Thailand's headline inflation eased for a second consecutive month in June, coming in at 2.4% year-on-year compared to 2.8% in May, and below the Bloomberg consensus of 2.7% [1]. This figure remains comfortably within the Bank of Thailand's (BoT) 1-3% target range, with year-to-date inflation averaging 1.1% [1]. The easing in inflation follows a period of negative readings from April 2025 to March 2026, with inflation picking up steadily since April [1].
Food prices held steady at 1% year-on-year, matching the pace in May, while non-food prices moderated to 3.3% from 4% previously.
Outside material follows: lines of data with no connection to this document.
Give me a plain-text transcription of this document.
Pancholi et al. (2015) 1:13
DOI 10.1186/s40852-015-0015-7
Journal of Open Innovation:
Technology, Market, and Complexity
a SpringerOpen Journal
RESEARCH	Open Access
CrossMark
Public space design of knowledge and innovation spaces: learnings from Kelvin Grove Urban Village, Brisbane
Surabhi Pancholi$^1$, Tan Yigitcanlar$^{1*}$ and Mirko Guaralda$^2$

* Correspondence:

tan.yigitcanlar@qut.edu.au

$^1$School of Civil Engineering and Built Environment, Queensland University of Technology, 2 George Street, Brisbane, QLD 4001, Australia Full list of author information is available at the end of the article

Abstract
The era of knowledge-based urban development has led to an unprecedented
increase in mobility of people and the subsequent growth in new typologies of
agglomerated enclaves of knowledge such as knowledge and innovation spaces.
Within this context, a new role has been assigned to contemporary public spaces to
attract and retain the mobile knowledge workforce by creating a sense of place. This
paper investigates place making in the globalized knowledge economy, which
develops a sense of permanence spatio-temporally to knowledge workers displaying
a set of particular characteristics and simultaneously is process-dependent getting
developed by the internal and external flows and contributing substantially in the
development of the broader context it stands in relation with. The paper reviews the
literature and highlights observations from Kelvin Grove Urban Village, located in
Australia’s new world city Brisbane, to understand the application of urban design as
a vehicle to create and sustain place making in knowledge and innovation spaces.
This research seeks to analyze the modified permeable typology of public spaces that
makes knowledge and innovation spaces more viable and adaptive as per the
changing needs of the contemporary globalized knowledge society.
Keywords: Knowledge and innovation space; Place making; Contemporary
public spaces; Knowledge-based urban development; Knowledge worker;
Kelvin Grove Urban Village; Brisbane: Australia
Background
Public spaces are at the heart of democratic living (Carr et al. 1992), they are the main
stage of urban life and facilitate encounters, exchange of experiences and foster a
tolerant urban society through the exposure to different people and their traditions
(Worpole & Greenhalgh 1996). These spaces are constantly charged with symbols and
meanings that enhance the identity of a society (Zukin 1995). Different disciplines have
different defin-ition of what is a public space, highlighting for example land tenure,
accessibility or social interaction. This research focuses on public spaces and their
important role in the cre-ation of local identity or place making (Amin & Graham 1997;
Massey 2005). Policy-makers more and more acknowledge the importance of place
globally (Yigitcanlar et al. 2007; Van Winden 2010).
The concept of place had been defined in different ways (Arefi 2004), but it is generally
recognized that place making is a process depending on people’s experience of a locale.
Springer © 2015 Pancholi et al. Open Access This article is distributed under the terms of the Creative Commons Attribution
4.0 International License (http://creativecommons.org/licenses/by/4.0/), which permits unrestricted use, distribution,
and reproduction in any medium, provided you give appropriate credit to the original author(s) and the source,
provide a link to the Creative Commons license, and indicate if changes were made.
Energy prices also slowed to 13.7% year-on-year from 18.1% in the prior month, with expectations for further moderation, which should help contain overall inflation pressures [1]. Core inflation, excluding food and energy, was slightly higher at 1.2% year-on-year, just above the Bloomberg consensus of 1.1% and up from 0.9% previously [1].
The Ministry of Commerce maintained its 2026 inflation forecast at 1.5-2.5%, citing lower electricity tariffs and abundant meat supplies as factors that should help contain price pressures [1]. Commerzbank’s Charlie Lay noted that the USD/THB edged higher following the inflation data, reflecting expectations that the BoT will keep its policy rate on hold at 1% at least through the next meeting on 26 August, and possibly through year-end [1].
Key risks to the inflation outlook include a potential rebound in energy costs or higher food prices due to El Niño, but policymakers are likely to view the recent rise in inflation as manageable and the current policy setting as supportive of the economy [1].
CONCLUSION
Thailand's June inflation data supports expectations for the Bank of Thailand to maintain its policy rate at 1%, with inflation remaining within target and key price pressures moderating. The market reaction has been muted, with the Thai Baht trading near range highs against the US dollar, as policymakers see the current environment as manageable.